Choram-se dilúvios no Brasil. Chora-se copiosa e desesperadamente. Choram-se faltas de materiais elementares e choram-se dramas psicológicos insuportáveis. As pessoas estão exaustas de tanto chorar. Choram por si, pelos próximos, pelos conhecidos e pelos desconhecidos. Choram pela irresponsabilidade pública e pela perversidade particular.
Nunca recebemos tantas notícias tristes e chocantes, ao mesmo tempo. Todos os dias, detalhes de sordidez política e de crueldade familiar são expostos à nossa sensibilidade já tão ferida. Não bastasse, faz o mundo sabermos que nos rejeita e fecha as portas.
E, assim, mais motivos ainda encontramos para chorar. Parece um drama e é um drama. É curioso que em meio à tamanha tragédia, o marketing continue na mesma toada de sempre, como se nada de anormal estivesse acontecendo.
Recebo ligações de corretores de imóveis oferecendo “oportunidades interessantes na minha região”, para investimento. Costumo perguntar em que planeta eles vivem. Diante do choque, comento que deveriam ponderar alguns fatores, antes de ligar para o celular de alguém, para dar uma informação que julgam ser “alvissareira”.

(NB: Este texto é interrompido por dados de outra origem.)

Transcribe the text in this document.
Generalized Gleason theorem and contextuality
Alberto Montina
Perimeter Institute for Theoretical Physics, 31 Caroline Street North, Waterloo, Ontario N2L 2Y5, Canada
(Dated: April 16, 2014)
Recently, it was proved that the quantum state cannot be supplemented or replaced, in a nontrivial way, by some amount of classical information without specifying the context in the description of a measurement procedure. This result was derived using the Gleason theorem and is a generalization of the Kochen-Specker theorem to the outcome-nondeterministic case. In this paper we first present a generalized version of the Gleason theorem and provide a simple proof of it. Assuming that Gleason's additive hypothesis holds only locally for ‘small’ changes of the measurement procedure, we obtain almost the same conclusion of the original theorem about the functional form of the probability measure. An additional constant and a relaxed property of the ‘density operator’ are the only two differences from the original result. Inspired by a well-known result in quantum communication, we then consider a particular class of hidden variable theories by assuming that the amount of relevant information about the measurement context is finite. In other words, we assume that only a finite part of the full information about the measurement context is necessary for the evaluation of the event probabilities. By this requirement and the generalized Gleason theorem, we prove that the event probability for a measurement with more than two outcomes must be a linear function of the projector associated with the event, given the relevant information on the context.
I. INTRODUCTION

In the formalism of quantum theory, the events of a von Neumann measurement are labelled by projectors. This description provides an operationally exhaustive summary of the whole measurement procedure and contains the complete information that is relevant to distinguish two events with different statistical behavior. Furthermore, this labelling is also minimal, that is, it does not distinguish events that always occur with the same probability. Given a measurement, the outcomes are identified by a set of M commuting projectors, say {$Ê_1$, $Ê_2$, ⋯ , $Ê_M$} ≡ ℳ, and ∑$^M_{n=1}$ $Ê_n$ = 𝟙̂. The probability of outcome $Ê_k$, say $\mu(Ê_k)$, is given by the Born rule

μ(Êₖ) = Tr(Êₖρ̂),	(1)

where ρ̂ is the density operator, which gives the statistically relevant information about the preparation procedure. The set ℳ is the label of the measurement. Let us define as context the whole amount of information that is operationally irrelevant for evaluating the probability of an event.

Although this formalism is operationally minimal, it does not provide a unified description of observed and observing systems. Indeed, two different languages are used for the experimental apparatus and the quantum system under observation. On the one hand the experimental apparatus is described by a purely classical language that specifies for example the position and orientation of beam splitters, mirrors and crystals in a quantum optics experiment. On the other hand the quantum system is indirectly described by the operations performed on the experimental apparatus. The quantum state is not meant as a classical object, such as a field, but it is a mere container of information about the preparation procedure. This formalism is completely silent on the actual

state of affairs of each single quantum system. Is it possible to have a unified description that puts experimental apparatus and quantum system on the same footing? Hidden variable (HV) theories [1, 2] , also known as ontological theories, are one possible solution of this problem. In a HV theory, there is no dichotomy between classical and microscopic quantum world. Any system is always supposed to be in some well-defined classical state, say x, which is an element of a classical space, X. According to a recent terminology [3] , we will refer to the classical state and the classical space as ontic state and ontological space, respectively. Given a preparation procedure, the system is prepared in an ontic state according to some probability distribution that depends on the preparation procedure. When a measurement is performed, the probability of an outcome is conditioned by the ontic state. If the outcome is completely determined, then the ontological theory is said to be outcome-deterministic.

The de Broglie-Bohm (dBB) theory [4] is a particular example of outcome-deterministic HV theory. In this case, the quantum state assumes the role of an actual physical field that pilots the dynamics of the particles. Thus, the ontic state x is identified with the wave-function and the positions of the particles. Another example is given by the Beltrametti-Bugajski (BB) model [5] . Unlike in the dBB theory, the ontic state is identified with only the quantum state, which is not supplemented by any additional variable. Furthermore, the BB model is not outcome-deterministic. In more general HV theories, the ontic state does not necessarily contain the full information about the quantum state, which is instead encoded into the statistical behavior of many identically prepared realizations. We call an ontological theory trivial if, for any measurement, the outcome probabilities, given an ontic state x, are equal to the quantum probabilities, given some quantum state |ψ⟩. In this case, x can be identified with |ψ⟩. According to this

Pois, que entrar, sem aviso, na intimidade das pessoas, hoje em dia, corre um risco muito maior do que normal em termos de inconveniência. Como sabem que eu não estava chorando a perda de um parente para a Covid-19? Como sabem que eu não acabei de me desfazer do único bem para não ir à ruína? Como sabem que minha família não está à beira de um colapso nervoso, por conta do isolamento? Portanto, como é que me ligam, assim, como se fossem vizinhos, para pedir uma xícara de açúcar?! Claro que eles não têm culpa, vivem disso, desse comportamento alienado, sem noção, do mesmo jeito com que entram em nossas casas os comerciais de televisão e as postagens de anúncios em nossas timelines.
O problema não está nos meios, mas nas mensagens. Os meios são os mesmos de sempre, em suas conveniências e inconveniências. O que está faltando é um pouquinho de bom senso para adequar o conteúdo ao momento.
O coronavírus não deixou “apenas” centenas de milhares de mortos e outros tantos de sequelados, mas dezenas de milhões de “consumidores” tremendamente abalados psicologicamente. Como eu disse, há um choro copioso e extremamente sofrido sendo derramado no Brasil hoje.
O marketing está surdo? Será que não ocorre a nenhum planner, com mais sangue nas veias do que nos olhos, um certo marketing-ombro? Focado em mensagens que carreguem consolo, esperança, solidariedade, empatia, com o público de quem as marcas dependem para sobreviver? Mas, por favor, sem aquele padrão de filosofia de publicitário, na voz de um locutor de voz falsamente embargada.
Tampouco, falas técnicas de psiquiatras e psicólogos, que disso os programas da tarde e as redes sociais já estão bem servidos. Falo de ideias que caibam em 30 segundos, simples e profundamente tocantes, por serem sinceras e autênticas. De preferência escritas e interpretadas por quem sabe do que está falando.